The Board in Hegglin did not include any work restriction for the back even though it alone restricted the injured from heavy work since they were "persuaded that it would be erroneous to describe the disabilities arising from both the back injury and the hepatitis as precluding applicant from heavy work and suggesting that the two be added together." Thus, the Board concluded that the combination of the two conditions resulted in no greater disability and being that the two conditions "overlapped" only one rating could be given to the extent of the overlap.

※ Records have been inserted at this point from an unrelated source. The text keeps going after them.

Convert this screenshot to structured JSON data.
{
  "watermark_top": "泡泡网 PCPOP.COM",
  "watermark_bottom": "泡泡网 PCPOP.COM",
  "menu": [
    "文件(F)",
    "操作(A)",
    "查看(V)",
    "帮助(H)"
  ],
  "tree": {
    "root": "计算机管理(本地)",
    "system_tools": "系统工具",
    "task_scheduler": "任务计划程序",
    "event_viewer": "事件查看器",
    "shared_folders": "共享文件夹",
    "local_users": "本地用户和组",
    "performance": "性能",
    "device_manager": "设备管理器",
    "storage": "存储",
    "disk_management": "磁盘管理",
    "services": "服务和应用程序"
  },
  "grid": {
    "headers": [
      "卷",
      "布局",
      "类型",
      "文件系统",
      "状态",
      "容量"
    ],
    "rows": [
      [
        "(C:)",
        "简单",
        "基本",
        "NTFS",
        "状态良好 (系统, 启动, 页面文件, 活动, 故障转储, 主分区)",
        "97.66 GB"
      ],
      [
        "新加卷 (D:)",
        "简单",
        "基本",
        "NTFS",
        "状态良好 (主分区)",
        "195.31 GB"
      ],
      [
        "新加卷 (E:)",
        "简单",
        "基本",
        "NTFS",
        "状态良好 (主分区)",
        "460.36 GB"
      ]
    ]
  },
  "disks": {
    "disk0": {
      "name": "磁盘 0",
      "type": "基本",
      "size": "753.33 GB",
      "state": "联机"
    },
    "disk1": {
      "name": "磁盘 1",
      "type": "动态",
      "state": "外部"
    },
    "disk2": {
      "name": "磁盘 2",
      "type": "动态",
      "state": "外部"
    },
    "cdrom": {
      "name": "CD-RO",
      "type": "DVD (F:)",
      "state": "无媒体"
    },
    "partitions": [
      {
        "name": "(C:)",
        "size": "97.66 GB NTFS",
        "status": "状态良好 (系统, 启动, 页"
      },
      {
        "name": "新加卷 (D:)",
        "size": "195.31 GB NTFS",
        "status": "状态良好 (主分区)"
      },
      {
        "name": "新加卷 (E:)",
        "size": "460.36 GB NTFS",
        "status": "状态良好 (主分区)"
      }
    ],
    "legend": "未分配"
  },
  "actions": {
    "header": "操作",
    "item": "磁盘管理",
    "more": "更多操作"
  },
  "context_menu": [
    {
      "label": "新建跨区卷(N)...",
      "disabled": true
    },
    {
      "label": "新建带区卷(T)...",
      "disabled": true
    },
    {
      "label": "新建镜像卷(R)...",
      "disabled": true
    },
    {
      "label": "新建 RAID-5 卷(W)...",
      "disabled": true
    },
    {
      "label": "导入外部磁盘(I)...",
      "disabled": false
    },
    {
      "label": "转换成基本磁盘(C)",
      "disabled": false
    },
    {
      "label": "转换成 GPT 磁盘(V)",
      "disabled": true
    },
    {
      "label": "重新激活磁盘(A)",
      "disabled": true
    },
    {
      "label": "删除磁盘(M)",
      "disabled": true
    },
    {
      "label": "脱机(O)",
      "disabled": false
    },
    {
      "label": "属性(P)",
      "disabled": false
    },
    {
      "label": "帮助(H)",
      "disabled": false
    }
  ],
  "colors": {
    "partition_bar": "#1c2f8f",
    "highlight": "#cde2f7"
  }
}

The Supreme Court in Hegglin noted that the back and the hepatitis were two distinct disabilities:

"Here, it is clear that the injury to the back and the impairment of liver functions (caused by the hepatitis) were separate and individual physical abnormalities resulting from the single industrial accident. The record demonstrates that every witness treated the two factors separately. The injury to the spine and the destruction of liver cells and liver functions obviously involve impairment or abnormalities of separate portions of the anatomy. Furthermore, it is clear that the two factors impose separate limitations on petitioner's capacity to work. The back injury caused a weakness which precluded him from lifting heavy objects at any time; but the impairment of liver functions limited his capacity to work only after several hours of exertion. Because of his back disability he can no longer perform work requiring strenuous use of the back. In addition, due to his hepatitis condition, he can hold only those jobs which do not require sustained physical exertion of any kind and which allow him to take unpredictable absences averaging three weeks per year. In sum, the impaired function of the back and the impaired function of the...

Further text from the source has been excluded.